While London has become Europe's fintech hub and is growing fast, RBS is not alone in putting a small scouting team in Silicon Valley, which lured around a third of fintech investment in 2013, far above the 13 percent invested in Europe, according to Accenture.
So-called "accelerator programmes" which involve banks paying for office space and offering advice to fintech companies in return for hearing their pitches in a series of "speed dating" sessions are proving popular.
Seven firms picked for this year's Fintech Innovation Lab in London are visiting HSBC, Intesa Sanpaolo, JPMorgan and more than a dozen others, perhaps pitching to up to 70 bankers in an intensive two-hour rotation across business areas.

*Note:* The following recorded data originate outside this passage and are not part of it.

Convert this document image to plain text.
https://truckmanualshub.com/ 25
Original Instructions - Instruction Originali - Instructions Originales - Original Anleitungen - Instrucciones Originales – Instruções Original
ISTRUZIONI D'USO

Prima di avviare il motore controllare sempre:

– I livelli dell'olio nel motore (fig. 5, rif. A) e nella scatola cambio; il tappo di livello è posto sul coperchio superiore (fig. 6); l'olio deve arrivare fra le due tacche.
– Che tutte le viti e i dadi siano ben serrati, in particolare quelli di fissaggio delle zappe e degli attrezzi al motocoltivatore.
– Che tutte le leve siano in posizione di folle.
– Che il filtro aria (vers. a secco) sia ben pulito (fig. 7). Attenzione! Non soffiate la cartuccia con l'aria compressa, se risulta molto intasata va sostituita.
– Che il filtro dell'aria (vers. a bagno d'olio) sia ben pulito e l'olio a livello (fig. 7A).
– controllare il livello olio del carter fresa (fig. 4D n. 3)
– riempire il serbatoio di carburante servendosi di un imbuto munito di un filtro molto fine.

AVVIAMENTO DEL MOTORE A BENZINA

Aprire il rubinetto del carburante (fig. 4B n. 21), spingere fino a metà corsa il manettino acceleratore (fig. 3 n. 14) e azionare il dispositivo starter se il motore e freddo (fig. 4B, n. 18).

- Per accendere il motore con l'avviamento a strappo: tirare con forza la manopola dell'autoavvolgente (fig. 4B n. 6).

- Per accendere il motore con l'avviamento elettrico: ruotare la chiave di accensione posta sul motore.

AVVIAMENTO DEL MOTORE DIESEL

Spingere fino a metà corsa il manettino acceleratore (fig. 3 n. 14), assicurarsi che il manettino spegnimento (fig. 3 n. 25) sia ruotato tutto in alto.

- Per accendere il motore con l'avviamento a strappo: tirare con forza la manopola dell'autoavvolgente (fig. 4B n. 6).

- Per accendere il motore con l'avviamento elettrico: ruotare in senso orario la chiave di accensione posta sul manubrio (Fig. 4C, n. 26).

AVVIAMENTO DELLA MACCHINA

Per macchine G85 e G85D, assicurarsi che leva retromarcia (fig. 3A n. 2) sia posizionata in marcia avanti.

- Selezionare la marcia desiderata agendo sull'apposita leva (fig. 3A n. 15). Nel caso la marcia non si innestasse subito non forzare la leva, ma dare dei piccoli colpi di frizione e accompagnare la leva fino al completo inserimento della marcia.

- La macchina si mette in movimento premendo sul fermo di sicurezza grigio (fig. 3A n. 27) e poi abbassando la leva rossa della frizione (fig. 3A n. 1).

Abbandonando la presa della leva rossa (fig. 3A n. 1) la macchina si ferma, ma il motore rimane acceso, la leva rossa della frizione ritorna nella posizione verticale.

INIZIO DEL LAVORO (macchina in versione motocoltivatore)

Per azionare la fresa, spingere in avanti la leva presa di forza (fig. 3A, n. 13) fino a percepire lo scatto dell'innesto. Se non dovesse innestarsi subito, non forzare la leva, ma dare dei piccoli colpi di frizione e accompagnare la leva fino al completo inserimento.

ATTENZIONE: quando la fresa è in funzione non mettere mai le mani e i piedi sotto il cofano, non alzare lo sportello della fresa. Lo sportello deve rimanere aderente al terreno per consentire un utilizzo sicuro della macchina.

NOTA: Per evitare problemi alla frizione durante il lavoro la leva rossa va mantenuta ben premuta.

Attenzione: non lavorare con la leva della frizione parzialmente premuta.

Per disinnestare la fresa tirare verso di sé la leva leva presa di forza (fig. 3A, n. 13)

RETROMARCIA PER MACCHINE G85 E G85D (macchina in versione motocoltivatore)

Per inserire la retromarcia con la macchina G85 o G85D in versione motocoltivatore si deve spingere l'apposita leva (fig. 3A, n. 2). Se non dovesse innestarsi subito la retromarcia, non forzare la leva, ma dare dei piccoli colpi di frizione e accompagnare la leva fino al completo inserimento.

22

"It helps us bridge the gap by actually speaking to the practitioners and refining the technology and proposition," said Joshua Wallace, co-founder of Cytora, set up two years ago in the English university city of Cambridge to analyse social media and give early warning of geopolitical risks.
Banks are still spending tens of millions of euros on their own development teams, but want to make them more nimble.
Barclays (LONDON:BARC), whose Chief Executive Antony Jenkins has hailed a technological revolution that will transform banking, has set up about 40 units dubbed "hoppers" to develop ideas more quickly.
"We needed to change the way we worked," said Derek White, Barclays' chief design officer. "We needed to act like a start-up."